Mme Catherine Trautmann, ministre de la culture et de la communication. Monsieur le sénateur, vous attirez l'attention de mon collègue sur le plan de fermeture des perceptions.
Avec quelque 3 800 trésoriers, le réseau du Trésor public est caractérisé par une forte implantation sur tout le territoire national ; il en résulte, notamment, une part importante de petits postes : 25 % ont un effectif théorique, hors cadres A, inférieur ou égal à trois agents, et près de 50 % à cinq agents ou moins.
Tout en conservant sa caractéristique essentielle de réseau de proximité, le Trésor public doit cependant évoluer pour, justement, continuer à assurer l'accès du public à ses services.
Ainsi, la généralisation de la micro-informatique et le développement de procédures télégérées intégrées ont contribué à renforcer l'efficacité de ce réseau. Des redéploiements significatifs ont ainsi pu être opérés pour répondre aux nouvelles missions du Trésor public, tels le contrôle financier déconcentré de la dépense publique ou l'expertise économique et financière.
Ce sont ces mesures de modernisation, combinées à une adaptation progressive et concertée de son réseau, notamment avec les élus, qui permettent au Trésor public de rester un service public de proximité et de préserver le niveau de qualité de ses prestations, au bénéfice des usagers et des élus, conformément aux orientations gouvernementales en matière d'aménagement du territoire.

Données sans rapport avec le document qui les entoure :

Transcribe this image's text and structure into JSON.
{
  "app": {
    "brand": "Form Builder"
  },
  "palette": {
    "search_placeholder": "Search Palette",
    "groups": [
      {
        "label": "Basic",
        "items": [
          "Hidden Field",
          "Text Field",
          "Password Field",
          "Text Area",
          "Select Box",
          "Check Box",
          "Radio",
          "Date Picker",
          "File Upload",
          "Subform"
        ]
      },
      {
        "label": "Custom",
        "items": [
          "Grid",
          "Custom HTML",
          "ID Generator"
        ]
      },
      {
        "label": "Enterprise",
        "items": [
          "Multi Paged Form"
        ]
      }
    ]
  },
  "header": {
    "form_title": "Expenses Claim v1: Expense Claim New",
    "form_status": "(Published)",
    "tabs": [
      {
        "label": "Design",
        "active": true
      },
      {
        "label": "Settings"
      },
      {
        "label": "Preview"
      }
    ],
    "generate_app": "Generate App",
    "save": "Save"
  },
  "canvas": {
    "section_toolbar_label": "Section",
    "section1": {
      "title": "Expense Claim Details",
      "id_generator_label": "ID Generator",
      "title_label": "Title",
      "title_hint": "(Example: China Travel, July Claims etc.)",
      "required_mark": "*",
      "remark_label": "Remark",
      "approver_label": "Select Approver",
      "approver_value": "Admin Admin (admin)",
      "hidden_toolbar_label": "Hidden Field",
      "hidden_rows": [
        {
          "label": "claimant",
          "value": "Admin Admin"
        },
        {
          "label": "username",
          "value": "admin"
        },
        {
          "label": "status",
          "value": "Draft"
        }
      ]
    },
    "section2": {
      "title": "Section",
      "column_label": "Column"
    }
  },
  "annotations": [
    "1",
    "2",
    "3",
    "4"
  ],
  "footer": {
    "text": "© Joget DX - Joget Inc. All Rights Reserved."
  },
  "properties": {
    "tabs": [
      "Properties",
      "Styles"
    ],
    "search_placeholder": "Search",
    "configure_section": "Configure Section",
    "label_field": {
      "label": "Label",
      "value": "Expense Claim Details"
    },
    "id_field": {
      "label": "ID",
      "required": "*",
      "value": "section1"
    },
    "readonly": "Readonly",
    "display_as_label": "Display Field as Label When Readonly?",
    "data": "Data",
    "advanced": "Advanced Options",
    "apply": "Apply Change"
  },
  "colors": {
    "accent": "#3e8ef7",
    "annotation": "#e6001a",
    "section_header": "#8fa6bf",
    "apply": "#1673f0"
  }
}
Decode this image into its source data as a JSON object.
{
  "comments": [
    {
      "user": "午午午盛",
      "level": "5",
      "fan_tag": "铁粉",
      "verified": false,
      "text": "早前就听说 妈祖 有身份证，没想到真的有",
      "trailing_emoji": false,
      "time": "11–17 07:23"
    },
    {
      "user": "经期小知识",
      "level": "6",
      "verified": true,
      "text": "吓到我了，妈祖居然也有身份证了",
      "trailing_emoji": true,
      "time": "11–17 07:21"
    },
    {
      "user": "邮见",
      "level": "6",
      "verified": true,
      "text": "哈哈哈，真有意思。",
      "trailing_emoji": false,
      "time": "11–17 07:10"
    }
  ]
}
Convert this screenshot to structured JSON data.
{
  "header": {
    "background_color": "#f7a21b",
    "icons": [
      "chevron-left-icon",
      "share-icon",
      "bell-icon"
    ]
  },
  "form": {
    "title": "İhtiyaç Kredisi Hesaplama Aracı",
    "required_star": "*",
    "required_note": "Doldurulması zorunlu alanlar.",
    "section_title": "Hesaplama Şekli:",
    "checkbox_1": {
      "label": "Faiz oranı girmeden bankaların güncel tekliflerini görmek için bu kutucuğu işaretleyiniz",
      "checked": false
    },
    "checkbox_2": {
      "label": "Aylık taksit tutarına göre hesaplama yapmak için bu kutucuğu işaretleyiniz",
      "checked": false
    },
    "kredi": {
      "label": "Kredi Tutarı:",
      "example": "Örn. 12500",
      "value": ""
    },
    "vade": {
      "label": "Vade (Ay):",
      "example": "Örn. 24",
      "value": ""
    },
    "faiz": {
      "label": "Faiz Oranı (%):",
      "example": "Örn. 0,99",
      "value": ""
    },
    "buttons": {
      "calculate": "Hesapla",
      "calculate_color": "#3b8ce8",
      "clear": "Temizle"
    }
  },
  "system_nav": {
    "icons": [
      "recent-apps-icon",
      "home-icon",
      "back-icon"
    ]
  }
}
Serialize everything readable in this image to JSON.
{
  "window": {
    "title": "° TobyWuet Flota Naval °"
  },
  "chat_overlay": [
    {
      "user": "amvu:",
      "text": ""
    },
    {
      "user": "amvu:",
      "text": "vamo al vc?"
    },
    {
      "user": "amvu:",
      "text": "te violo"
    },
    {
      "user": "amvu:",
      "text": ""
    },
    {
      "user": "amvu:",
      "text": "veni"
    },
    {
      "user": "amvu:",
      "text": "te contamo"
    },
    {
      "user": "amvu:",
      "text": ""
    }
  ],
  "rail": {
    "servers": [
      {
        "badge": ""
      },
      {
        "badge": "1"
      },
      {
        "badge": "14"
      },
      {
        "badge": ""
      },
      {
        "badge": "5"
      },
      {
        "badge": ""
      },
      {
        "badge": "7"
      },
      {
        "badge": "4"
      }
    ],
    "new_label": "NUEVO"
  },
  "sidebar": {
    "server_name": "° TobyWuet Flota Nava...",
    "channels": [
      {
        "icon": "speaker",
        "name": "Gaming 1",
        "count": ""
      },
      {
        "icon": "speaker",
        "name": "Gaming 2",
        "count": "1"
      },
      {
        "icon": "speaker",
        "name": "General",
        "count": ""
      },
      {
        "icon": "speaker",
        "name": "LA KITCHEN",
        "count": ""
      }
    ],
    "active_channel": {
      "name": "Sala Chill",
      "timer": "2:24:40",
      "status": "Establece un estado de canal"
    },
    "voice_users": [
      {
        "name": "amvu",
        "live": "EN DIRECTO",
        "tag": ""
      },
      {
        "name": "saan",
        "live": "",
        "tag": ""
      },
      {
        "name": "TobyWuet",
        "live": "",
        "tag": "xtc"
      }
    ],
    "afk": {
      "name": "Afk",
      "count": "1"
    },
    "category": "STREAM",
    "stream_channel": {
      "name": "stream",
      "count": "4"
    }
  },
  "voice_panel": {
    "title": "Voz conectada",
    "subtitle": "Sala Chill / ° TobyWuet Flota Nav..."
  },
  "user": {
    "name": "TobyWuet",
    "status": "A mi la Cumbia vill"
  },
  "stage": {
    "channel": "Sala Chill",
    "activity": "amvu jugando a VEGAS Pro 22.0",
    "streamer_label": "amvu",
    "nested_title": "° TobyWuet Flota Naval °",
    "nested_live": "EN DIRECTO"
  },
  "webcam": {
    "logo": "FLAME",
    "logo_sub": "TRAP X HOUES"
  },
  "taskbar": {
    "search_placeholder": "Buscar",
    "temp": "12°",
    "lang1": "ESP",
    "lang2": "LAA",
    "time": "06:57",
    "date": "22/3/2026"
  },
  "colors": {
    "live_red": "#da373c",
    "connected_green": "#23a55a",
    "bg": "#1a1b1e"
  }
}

C'est pourquoi, contrairement à ce que laisse entendre la question que vous venez de poser, il n'y a pas de plan national de fermetures de postes.
Enfin, s'agissant de la collecte de l'impôt, l'outil statistique organisé pour donner des informations précises sur les taux aux différents stades de la procédure, permet d'établir, outre les taux nationaux, des taux par département, sans prendre en compte les strates des communes. Ils seront transmis directement à l'intervenant, accompagnés de commentaires complétant cette information d'éléments sur les enjeux financiers respectifs de chaque département.
Tels sont, monsieur le sénateur, les éléments que, au nom de mon collègue, je souhaitais vous transmettre.
M. Gérard Delfau. Je demande la parole.
M. le président. La parole est à M. Delfau.
M. Gérard Delfau. Madame la ministre, je vous remercie d'abord d'avoir indiqué, au nom de M. le ministre de l'économie, des finances et de l'industrie, qu'il n'y a pas de plan national de fermeture des perceptions. Cette annonce est importante dans cet hémicycle, car ce n'est pas ce que l'on m'avait répondu quand j'avais posé la question au mois de septembre dernier à l'échelon de mon département et de ma région. Cela signifie en tout cas que le Gouvernement n'a pas la volonté de se désengager systématiquement. De ce point de vue, votre réponse me satisfait pleinement.
Cela étant, je voudrais que le ministère de l'économie et des finances accepte de dialoguer vraiment avec les élus locaux. A ce titre, je présenterai deux remarques.
En premier lieu, la machine, fût-elle micro-informatique, ne remplace pas l'homme ou la femme. La relation établi avec l'élu local conforte le tissu social conformément à une certaine conception de la citoyenneté. Fermer des établissements locaux irait à l'encontre de cette orientation de votre gouvernement, du gouvernement que je soutiens.
En second lieu, il est important que le ministère de l'économie et des finances, qui est si bien pourvu en matériel informatique, nous communique les chiffres que j'ai demandés, c'est-à-dire le taux de rentrées fiscales par strate de communes et non par département, puisque les chiffres par département sont parfaitement aléatoires et ne présentent strictement aucun intérêt, en tout cas pour les parlementaires que nous sommes. Il est en effet à peu près avéré que plus on rapproche la perception de l'impôt du terrain, mieux l'impôt rentre, et que plus on l'éloigne, moins la fiscalité est opératoire.
Encore faudrait-il pour apporter cette démonstration que le ministère de l'économie et des finances joue franc jeu avec le Parlement.